In fall and winter, “people’s behavior changes,” Baseman said. They spend more time inside, where the risk of coronavirus infection increases by many multiples — perhaps 19 times, according to one scientific review.

Baseman said this seasonal pattern could become worrisome if science still lacks clarity on how long immunity lasts and if booster shots are needed, if troublesome new variants have emerged or if younger kids still aren’t authorized for vaccination.

Mokdad predicts: “In winter, we’ll have a surge.”

That could affect holiday plans.

How impactful a surge could become will likely boil down to vaccine coverage, mask use and the characteristics of the dominant variants, Mokdad said.

“If the surge is high by November, yes we will ask people to wear masks, watch their distance, and avoid gathering,” Mokdad said, adding that lockdowns can’t be ruled out if vaccine-escaping variants are circulating.

Mokdad views the recent guidance from the Centers for Disease Control and Prevention saying the vaccinated can mostly forgo masks as confusing to the public and irresponsible.


“Masks are key,” he said.

Things are looking good

Don’t mistake these experts’ sober analysis as cause for despair. Things are looking much better.

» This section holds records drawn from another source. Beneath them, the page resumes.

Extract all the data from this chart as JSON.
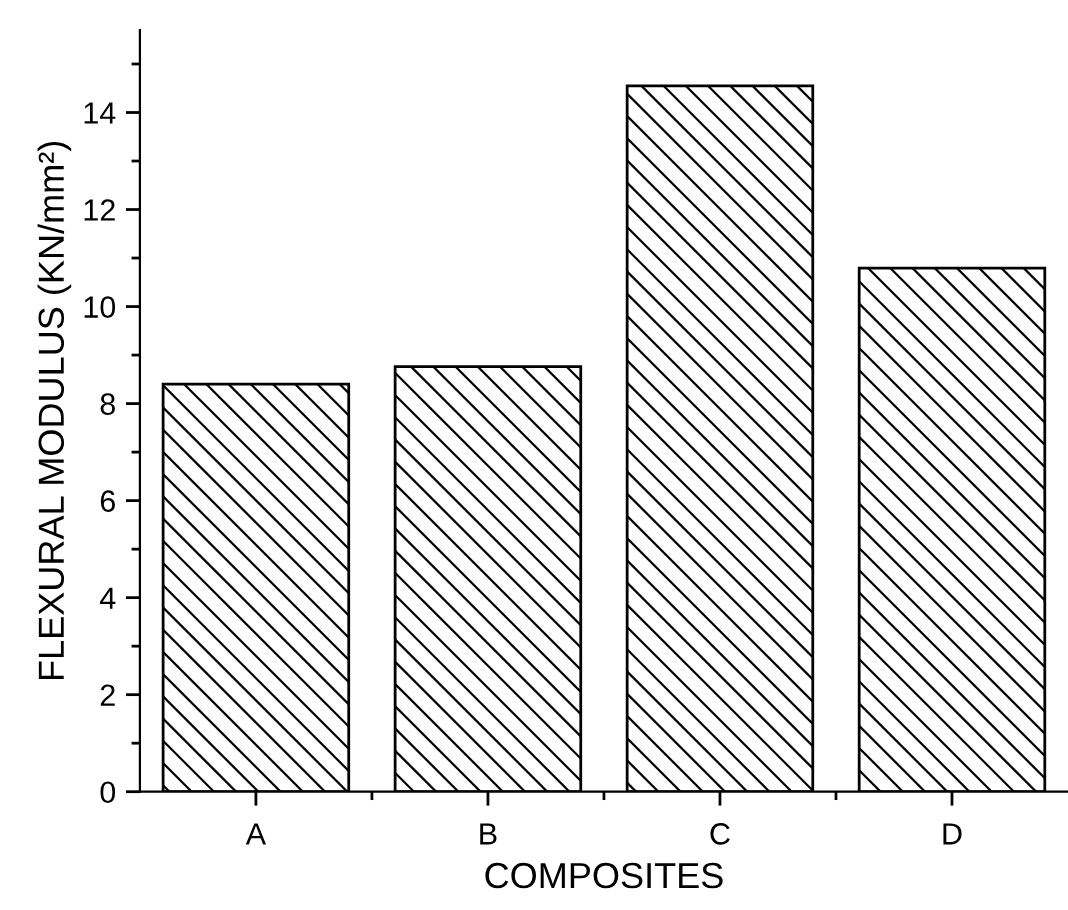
{
  "chart_data": {
    "type": "bar",
    "xlabel": "COMPOSITES",
    "ylabel": "FLEXURAL MODULUS (KN/mm²)",
    "categories": [
      "A",
      "B",
      "C",
      "D"
    ],
    "values": [
      8.4,
      8.76,
      14.55,
      10.79
    ],
    "color": "#000000",
    "ylim": [
      0,
      15.7
    ],
    "yticks": [
      0,
      2,
      4,
      6,
      8,
      10,
      12,
      14
    ],
    "grid": false,
    "legend": false
  }
}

“I don’t want to be the public health person who is all doomsday,” Baseman said. “I’m excited about people getting vaccinated.”

They peer into the unknown to prepare.

“It’s quite possible that we’ll get this pandemic under control for the long term,” Duchin said recently, adding that vaccination has us moving in the right direction but not necessarily to the “end game” just yet.

Meantime, get vaccinated, they said.

“Protect yourself,” Mokdad said. “You’re doing your part for your community, your economy, your country.”